Acacia adenogonia is a species of flowering plant in the family Fabaceae and is endemic to northern Western Australia. It is a prickly, erect to sprawling shrub with cylindrical branchlets, egg-shaped to lance-shaped phyllodes, flowers arranged in spherical heads of golden yellow flowers, and thin leathery pods that are constricted between the seeds.

==Description==
Acacia adenogonia is a prickly, erect to sprawling shrub that typically grows to a height of 1–2.5 m and has branchlets usually covered with white or greyish, downy hairs. Its phyllodes are more or less sessile, egg-shaped to lance-shaped, mostly 5–10 mm long and 1.5–4.5 mm wide, leathery and sharply pointed. There are tapering stipules up to 6.5 mm long at the base of the phyllodes. The flowers are arranged in a spherical head 4–6 mm in diameter, on a peduncle 7.5–14 mm long. The head contains 60 to 92 golden-yellow flowers. Flowering has been observed in January, February and from May to September and the pod is thinly leathery, linear, 85 mm long and 5–6.5 mm wide, and constricted between the seeds.
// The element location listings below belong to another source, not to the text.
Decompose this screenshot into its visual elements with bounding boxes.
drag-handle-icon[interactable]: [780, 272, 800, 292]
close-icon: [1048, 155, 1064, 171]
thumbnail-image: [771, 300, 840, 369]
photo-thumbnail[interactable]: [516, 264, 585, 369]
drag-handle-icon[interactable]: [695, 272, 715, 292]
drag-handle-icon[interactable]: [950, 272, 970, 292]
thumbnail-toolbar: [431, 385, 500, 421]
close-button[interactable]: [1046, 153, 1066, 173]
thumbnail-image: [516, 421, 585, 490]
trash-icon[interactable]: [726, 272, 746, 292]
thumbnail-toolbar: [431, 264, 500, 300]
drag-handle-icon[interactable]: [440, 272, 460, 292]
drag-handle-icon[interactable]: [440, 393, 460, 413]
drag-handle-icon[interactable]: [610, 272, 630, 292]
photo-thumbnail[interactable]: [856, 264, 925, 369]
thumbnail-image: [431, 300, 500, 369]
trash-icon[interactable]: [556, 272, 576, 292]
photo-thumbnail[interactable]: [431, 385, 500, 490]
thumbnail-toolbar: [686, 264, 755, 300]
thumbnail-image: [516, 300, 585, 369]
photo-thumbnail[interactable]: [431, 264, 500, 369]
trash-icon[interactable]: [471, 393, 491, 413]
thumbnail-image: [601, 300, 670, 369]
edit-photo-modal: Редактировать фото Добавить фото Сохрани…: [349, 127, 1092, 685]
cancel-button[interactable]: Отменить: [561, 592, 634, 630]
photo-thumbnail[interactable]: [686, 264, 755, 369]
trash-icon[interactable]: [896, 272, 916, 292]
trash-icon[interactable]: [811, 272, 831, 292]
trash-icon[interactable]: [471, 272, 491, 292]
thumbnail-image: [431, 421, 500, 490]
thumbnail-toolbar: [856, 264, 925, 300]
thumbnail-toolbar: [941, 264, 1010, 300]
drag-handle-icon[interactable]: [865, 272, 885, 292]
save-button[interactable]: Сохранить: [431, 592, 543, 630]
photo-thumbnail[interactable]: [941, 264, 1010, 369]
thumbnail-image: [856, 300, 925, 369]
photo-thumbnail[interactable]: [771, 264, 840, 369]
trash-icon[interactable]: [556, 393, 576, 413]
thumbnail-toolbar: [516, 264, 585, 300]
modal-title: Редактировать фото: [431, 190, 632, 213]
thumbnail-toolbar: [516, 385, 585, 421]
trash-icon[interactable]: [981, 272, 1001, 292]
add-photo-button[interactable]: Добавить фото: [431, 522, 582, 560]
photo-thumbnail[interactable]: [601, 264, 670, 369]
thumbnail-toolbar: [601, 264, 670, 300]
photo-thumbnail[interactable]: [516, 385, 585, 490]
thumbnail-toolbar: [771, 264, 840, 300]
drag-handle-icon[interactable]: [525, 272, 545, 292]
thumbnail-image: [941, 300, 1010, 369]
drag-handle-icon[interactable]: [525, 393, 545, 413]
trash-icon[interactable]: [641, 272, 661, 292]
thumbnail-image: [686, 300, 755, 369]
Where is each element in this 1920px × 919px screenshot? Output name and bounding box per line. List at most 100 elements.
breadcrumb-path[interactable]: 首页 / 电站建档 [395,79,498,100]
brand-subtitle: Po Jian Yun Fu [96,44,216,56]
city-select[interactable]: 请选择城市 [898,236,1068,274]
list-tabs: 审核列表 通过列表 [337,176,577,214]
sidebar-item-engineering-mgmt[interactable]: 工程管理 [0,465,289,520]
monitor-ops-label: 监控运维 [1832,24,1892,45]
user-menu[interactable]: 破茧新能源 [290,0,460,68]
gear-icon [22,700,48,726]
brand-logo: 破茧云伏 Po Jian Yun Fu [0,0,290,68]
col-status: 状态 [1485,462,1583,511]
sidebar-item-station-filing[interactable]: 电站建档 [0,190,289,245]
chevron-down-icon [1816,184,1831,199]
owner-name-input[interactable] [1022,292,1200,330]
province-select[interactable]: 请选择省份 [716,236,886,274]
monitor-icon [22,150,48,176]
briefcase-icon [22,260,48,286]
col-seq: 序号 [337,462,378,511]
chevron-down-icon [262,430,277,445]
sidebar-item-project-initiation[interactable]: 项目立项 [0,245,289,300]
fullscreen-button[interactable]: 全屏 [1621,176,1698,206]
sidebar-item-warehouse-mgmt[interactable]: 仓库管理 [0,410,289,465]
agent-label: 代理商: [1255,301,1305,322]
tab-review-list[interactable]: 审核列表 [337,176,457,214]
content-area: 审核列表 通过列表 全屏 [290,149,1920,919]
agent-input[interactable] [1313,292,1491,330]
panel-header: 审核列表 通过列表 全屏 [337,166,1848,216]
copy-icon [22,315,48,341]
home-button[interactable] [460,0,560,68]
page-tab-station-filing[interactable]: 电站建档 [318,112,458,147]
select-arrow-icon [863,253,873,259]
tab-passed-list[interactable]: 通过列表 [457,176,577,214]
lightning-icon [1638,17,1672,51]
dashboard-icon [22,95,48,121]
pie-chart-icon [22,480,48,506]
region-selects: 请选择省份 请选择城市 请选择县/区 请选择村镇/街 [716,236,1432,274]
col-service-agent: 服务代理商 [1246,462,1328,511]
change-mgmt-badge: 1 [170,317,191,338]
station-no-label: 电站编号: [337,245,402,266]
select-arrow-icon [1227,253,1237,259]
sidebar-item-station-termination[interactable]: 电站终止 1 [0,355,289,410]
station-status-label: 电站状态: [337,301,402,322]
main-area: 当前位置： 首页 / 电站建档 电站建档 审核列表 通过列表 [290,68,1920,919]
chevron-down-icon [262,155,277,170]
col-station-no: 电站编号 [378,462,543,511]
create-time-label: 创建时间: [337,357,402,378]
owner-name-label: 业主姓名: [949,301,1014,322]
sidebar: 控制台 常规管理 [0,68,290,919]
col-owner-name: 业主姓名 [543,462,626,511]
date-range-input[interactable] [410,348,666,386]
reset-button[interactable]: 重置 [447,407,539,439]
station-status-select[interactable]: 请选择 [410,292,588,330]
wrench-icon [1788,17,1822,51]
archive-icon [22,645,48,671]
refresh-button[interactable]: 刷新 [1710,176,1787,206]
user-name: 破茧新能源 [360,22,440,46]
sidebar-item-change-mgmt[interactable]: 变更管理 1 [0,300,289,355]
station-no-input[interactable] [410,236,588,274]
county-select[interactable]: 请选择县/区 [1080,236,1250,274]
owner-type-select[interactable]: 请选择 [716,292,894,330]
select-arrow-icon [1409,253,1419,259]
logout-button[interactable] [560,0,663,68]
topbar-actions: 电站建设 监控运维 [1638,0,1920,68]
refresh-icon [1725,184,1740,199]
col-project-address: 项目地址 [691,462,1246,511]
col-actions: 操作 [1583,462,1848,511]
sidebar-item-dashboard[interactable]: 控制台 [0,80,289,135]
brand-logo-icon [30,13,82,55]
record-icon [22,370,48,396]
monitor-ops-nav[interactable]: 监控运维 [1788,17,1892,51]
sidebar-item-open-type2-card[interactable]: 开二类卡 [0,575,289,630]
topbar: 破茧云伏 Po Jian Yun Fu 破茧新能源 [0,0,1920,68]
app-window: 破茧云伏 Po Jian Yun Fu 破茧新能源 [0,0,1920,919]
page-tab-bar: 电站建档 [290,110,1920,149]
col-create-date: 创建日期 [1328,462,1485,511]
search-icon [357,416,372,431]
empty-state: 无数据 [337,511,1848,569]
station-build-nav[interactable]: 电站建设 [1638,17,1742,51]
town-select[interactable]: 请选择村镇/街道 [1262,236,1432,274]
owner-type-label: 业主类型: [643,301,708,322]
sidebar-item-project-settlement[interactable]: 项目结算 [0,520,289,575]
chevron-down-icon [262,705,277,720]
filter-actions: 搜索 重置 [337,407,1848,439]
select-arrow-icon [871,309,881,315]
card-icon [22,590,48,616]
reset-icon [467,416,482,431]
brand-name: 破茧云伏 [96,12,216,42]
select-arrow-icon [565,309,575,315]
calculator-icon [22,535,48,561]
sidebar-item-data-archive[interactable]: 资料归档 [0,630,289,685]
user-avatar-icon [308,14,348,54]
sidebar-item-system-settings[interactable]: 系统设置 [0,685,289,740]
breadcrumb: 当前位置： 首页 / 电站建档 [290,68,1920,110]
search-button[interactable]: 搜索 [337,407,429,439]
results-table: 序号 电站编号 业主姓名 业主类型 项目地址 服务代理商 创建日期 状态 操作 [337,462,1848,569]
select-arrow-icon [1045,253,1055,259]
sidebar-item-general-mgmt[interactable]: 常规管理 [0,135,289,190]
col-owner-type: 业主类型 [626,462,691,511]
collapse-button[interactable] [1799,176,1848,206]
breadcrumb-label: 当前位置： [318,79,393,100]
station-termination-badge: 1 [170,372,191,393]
The seeds are elliptic, 6.0–6.5 mm long and dull brownish-black with an aril on the end.

==Taxonomy==
This species was first formally described in 1987 by Leslie Pedley who gave it the name Racosperma adenogonium in the journal Austrobaileya. In 1990, Richard Sumner Cowan and Bruce Maslin transferred the species to Acacia as A. adenogonia in the journal Nuytsia. The specific epithet (adenogonia) means "gland-angled".

==Distribution==
Acacia adenogonia is native to an area in the Kimberley region of Western Australia. The shrub has a scattered distribution with separate populations found through the West Kimberley particularly along the Bonaparte Archipelago, the Broome and Napier Bay areas, and inland as far as Phillips Range, Kimberley Downs Station and Beverley Springs Station, and is found on areas of sandstone growing in sandy soils as a part of woodland communities.